PROTAGONISTI 22 Ottobre 2015
Testimonianze - Gino Sansoni
Graziano Origa omaggia l'editore che l'ha scoperto e introdotto nel mondo del fumetto
Gino Sansoni è stato forse l'imprenditore più estroso dell'editoria popolare italiana: vulcanico, irruente, entusiasta, un uomo che diceva sempre di sì.
Lui, che per tutta la vita aveva cercato di sfondare pubblicando a getto continuo centinaia (!) di improbabili boom editoriali – con la sua casa editrice Astoria – per eventi misteriosi sposò Angela Giussani che invece, con una sola testata, Diabolik, raggiunse vertici a cui il marito non si era mai avvicinato, neanche con il doppione femminile in calzamaglia Zakimort.
Milanese, editore a 360 gradi, da tutti chiamato "Il Dottore", pubblicò dagli anni Quaranta fino ai Settanta. Da dire, che lui era un talent–scout, che apriva la porta a tutti gli artisti, ritenendoli a priori sempre geniali, fossero scrittori, disegnatori o poeti. In primis Pier Carpi e Alfredo Castelli. Gli edicolanti esponevano le sue testate quando lui regalava loro delle casse di arance. Adorava spedire personalmente le pubblicazioni ai lettori, anche “Pacchi Sorpresa” a sole mille lire, contenenti rese di ogni genere.
Mi ritengo una delle – certo insieme a tante altre – ultime scoperte del Dottore che, alla fine dei suoi splendori e miserie, nell'estate del 1972, mi scrisse a casa in Sardegna – di suo pugno col tono di un algido D'Annunzio o di un futurista Marinetti – subito dopo aver ricevuto delle mie tavole: «Sono lieto di annunciarle ufficialmente che il suo materiale verrà pubblicato su Horror; la aspettiamo in Lombardia, suo Gino Sansoni». E lo pubblicò veramente e io, come se la sua fosse una chiamata in guerra, nell'autunno dello stesso anno, ventenne beat, mi trasferii, destinato, a Milano.
Ad aspettarmi alla stazione centrale c’era Camillo Moscati, col quale collaboravo per corrispondenza – insieme al mio compaesano dolianovese Lorenzo Lepori – alla sua fanzine Ploff. Mi accompagnò nella casa comune gestita dal cartoonist underground Max Capa, che mi ospitò in una stanzetta tutta mia per 10 mila lire al mese, che però mi condonava perché lavoravo alla sua pubblicazione Puzz, stampata in eliografia.

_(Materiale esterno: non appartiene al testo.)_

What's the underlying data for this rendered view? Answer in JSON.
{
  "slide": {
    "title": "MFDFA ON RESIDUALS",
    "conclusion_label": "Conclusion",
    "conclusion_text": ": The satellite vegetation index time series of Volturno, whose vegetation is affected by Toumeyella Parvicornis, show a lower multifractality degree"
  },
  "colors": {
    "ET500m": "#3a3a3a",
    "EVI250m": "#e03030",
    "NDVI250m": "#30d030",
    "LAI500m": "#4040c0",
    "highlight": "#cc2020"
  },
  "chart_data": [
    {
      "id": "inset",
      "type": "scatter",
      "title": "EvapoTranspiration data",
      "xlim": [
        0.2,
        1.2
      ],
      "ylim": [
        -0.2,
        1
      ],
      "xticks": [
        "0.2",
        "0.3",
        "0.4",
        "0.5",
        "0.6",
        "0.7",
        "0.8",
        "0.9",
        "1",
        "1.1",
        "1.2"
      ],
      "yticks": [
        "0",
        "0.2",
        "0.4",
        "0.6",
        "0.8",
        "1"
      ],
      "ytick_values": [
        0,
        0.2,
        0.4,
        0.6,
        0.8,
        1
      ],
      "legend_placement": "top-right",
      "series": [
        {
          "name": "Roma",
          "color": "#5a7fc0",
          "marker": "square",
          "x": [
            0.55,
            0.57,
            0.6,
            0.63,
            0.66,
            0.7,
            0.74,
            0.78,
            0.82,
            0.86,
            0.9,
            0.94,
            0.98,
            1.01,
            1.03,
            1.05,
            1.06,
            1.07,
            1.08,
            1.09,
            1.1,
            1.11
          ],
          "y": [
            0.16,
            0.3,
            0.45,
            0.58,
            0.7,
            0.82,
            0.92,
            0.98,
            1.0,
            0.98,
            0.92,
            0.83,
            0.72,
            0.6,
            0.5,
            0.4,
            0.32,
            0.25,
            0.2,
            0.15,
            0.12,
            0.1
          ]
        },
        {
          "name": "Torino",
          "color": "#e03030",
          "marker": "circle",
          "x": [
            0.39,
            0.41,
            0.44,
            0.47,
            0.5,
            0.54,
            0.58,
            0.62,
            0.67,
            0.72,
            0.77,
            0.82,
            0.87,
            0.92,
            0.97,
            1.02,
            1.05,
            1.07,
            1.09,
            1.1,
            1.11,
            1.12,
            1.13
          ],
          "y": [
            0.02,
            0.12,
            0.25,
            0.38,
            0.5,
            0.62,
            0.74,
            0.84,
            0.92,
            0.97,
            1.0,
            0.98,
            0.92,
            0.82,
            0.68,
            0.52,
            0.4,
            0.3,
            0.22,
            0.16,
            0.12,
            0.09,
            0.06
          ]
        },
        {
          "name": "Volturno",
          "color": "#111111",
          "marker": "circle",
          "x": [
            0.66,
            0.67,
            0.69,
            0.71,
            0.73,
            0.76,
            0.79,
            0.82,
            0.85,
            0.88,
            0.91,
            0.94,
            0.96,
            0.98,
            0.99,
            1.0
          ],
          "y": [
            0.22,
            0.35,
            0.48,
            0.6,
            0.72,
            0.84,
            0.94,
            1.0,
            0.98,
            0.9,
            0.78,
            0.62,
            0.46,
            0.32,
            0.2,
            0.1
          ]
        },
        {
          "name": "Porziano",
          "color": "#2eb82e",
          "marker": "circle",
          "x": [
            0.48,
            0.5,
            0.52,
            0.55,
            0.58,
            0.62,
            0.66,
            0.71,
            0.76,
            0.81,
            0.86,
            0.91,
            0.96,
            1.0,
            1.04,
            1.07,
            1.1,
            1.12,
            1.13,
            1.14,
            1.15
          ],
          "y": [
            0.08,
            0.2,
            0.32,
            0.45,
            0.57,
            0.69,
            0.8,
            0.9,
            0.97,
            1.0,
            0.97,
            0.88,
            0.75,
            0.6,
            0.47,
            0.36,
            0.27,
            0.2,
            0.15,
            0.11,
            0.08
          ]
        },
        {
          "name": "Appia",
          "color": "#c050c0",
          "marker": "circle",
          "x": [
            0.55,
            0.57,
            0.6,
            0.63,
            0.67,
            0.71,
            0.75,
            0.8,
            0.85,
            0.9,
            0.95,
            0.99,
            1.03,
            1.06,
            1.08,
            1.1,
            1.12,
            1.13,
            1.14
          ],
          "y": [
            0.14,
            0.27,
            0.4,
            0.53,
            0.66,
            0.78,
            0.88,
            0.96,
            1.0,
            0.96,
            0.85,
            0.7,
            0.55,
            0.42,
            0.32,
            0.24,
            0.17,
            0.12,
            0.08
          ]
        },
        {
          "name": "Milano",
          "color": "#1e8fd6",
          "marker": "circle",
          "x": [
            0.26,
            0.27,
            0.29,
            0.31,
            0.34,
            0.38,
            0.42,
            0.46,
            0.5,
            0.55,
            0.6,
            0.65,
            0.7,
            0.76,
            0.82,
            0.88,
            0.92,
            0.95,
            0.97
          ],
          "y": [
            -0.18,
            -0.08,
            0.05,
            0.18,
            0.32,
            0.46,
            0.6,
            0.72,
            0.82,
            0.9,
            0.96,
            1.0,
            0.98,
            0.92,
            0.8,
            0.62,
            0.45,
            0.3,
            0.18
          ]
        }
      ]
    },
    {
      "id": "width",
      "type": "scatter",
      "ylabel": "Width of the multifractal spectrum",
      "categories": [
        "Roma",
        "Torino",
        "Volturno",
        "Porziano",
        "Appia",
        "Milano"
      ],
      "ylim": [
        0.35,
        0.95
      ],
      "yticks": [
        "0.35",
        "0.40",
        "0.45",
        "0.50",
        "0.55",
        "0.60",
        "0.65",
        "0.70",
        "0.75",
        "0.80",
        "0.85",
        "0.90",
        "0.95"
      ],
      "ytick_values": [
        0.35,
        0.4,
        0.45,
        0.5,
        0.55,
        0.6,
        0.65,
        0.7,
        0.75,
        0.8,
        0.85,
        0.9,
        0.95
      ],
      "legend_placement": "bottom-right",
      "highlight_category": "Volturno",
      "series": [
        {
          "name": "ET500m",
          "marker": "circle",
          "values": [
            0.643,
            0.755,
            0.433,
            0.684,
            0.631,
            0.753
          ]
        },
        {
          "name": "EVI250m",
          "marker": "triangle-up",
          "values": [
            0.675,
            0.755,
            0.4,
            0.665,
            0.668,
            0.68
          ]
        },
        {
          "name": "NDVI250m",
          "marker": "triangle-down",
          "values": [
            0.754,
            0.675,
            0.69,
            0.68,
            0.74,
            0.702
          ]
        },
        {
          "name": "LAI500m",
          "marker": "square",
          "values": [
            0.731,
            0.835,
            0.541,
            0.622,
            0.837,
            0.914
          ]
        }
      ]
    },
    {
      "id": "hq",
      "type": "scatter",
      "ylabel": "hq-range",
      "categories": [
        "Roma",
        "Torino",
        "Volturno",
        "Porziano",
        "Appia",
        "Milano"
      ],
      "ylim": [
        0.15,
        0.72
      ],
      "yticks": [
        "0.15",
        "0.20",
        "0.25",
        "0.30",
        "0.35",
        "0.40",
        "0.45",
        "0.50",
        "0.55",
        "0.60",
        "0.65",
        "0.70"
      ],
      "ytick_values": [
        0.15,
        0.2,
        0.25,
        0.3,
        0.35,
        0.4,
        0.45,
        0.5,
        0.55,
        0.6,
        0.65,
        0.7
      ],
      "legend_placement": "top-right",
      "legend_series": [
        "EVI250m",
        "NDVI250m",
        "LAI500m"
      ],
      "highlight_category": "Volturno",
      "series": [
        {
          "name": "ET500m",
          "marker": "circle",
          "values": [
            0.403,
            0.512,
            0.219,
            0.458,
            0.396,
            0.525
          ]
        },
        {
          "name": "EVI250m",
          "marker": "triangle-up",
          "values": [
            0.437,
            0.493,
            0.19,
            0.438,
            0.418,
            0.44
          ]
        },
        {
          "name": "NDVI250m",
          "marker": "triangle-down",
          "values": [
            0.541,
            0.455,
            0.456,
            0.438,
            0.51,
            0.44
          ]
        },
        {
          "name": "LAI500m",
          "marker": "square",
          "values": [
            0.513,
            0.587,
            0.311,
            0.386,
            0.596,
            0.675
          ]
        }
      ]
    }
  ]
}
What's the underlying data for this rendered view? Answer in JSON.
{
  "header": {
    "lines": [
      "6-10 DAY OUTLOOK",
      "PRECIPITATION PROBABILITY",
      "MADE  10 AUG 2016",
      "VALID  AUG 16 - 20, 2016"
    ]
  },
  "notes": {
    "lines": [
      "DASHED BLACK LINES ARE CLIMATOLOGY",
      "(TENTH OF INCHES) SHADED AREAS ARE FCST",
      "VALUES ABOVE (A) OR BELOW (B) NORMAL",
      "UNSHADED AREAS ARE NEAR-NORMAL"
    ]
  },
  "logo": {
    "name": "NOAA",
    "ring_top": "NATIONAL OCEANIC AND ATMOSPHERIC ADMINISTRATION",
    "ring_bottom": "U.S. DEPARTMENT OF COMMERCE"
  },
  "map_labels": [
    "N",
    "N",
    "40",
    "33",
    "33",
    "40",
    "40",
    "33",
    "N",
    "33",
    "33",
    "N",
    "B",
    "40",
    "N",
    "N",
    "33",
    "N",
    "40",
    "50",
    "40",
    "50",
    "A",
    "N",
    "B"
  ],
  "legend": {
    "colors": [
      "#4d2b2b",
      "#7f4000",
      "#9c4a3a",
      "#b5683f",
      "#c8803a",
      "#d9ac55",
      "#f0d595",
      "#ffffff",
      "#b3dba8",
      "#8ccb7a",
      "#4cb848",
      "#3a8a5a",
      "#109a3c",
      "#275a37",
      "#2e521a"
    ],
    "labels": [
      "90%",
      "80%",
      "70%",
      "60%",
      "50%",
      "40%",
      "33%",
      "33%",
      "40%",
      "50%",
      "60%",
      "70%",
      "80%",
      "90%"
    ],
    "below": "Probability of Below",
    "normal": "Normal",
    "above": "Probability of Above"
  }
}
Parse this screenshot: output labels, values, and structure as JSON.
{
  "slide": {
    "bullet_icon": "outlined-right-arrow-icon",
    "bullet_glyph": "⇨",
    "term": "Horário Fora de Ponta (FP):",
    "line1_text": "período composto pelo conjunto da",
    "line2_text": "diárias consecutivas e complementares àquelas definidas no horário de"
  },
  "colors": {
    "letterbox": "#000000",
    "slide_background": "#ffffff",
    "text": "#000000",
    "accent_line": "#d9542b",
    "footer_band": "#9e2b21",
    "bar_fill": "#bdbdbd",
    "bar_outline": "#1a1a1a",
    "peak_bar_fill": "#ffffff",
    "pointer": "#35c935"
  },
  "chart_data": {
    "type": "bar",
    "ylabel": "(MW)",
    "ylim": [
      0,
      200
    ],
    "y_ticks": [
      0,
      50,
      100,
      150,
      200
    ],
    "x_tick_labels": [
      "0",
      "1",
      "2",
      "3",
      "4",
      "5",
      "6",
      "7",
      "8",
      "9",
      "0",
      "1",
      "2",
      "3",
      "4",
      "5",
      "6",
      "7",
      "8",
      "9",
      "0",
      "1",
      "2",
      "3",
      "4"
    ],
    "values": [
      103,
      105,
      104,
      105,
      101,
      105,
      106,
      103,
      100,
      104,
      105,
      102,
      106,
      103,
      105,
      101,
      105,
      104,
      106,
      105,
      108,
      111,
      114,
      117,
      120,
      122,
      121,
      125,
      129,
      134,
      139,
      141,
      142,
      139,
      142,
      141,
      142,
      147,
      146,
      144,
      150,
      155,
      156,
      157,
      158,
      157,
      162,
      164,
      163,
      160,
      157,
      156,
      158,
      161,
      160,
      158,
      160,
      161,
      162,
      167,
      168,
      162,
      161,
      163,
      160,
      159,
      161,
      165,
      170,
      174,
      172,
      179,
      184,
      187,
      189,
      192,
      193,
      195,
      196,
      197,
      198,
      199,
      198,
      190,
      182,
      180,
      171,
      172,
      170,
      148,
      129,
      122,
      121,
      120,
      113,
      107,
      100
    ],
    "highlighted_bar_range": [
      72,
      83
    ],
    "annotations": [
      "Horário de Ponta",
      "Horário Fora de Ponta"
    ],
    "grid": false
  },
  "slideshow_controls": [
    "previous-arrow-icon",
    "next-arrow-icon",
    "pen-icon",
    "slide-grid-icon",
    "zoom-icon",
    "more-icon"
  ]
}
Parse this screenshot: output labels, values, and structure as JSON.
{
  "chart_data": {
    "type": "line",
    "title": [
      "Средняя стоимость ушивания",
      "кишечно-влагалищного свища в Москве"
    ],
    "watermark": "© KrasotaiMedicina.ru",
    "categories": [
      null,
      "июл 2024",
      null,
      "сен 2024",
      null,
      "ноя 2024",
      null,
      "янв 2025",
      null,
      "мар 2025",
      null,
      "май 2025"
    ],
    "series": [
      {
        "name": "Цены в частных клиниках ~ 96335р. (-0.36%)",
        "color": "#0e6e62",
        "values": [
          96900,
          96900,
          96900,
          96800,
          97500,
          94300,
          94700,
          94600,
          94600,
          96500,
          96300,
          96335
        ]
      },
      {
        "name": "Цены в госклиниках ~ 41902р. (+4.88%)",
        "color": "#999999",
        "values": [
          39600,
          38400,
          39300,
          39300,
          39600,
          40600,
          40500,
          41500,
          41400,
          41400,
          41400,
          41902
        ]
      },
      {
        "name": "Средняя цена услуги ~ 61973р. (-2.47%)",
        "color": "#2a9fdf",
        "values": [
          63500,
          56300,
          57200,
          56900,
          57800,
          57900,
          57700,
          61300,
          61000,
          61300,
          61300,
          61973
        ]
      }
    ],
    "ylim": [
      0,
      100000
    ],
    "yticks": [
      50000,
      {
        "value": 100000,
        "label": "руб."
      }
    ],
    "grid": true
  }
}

In un mese preparai delle tavole orrorifiche lucidate da fotoromanzi, disegnate, macchiate, spruzzate, grattate, come dire alla Dino Battaglia, e col metrò scesi alla fermata di Cadorna, per raggiungere lì vicino gli uffici in via Mascheroni, di Gino Sansoni. Mi accolse con un urlo e le braccia larghe in manica di camicia. Basso, grassotello, un sigaro di legno appeso con delle cordicine intorno al collo come se fossero occhiali, esagitato e sempre in movimento dinamico perpetuo negli stanzoni della redazione, tanto da sembrare un papa in Vaticano. Prese tutto il materiale che avevo nella mia cartella, e mi fece dare, dal suo ragionier Ciapessoni, 10 mila lire.
Le volte successive – fossero testi o strisce – mi proponeva di pagare con la metà di tutto quello che aveva nel portafoglio; accettavo, sapendo che aprendolo, c'erano dentro due biglietti da 5 mila lire. Non mi rifiutava mai nulla perché lui non giudicava, così inventai pure, con sventato coraggio, rubriche e strips per la sua rivista Super Vip. Un giorno, dal suo prolifico grafico Brenno Fiumali (autore tra l'altro della copertina del primo numero di Diabolik), mi fece dare una pila di numeri spillati di Teddy Bob, che dovevo ritagliare e rimontare su tre strisce per farne un pocket.
Un Dottore vulcanico ed entusiasta che mi ha insegnato a tenere sempre la porta aperta e a rispondere sempre sì, piuttosto che no. Mi tornò buono quando poi altri ragazzi esordienti avrebbero scritto a me e ai quali io rispondevo subito, in giornata.